Le coronavirus leur a volé la vedette. Joe Biden et Donald Trump, qui devraient se disputer la Maison Blanche à la fin de l’année, doivent composer avec la pandémie. Entre campagne tronquée d’un côté et popularité en berne de l’autre, la crise sanitaire pourrait bien entamer leurs ambitions présidentielles.
Selon un sondage du Pew Research Center publié le 16 avril, 65 % des Américain/es jugent trop tardive la riposte de Donald Trump face à la catastrophe sanitaire. Vivement critiqué pour sa gestion de l’épidémie, qui a déjà touché 740 000 de ses compatriotes et fait plus de 40 000 morts, Donald Trump a perdu la main. La bonne santé de l’économie américaine avant la pandémie et le taux de chômage très bas (3,5 %), principaux arguments de l’actuel président pour sa réélection, sont bien loin.
Entre la présentation d’un plan de déconfinement qui laisse la main aux gouverneurs pour la reprise de l’activité et le soutien apporté aux manifestations anti-confinement couplés à un appel à la « libération » de trois États démocrates, le locataire de la Maison Blanche jongle dangereusement. Une situation qui pourrait à terme profiter à Joe Biden, seul candidat encore en lice pour l’investiture démocrate et futur adversaire de Trump. Reste que, s’il devance aujourd’hui le président en termes d’intentions de vote, l’ex-vice-président mène une drôle de campagne.
Campagne confinée
En temps normal, la période février-juin d’une année d’élection présidentielle américaine est rythmée par les résultats et les temps forts des primaires démocrates. Mais le confinement et l’actualité de la pandémie auront eu raison de la mise en avant médiatique de la course à l’investiture démocrate. Coupé dans son élan de reconquête, qui l’a vu remporter toutes les primaires de mars après un démarrage catastrophique, Joe Biden est depuis plusieurs semaines quasi inaudible. Contraint de mener une campagne virtuelle depuis le sous-sol de sa maison, le candidat Biden se contente de communiquer par podcasts, en livestreams et sur les réseaux sociaux. Une adaptation maladroite qui peine à convaincre et à fédérer. Le premier meeting virtuel de Biden, le 13 mars, a été un désastre technique. La chaîne YouTube du candidat atteint péniblement les 41 000 abonnés.

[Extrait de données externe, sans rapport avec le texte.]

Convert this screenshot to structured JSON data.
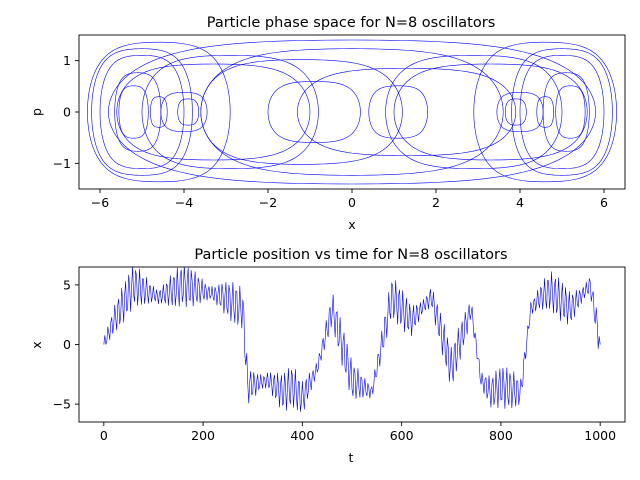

Malgré une campagne au ralenti, Biden devance Trump dans les sondages et peut compter sur le soutien de son camp. Depuis le retrait de son principal rival Bernie Sanders le 8 avril, l’ex-vice-président a primaires gagnées. Dans la foulée, Barack Obama, Elizabeth Warren et Bernie Sanders ont apporté leur soutien au septuagénaire. Si son hésitation à soutenir Hillary Clinton en 2016 avait pesé lourd dans la balance et coûté cher au camp démocrate, le socialiste Sanders n’a cette fois-ci pas hésité, pour vaincre celui qu’il juge être « le président le plus dangereux de l’histoire moderne ».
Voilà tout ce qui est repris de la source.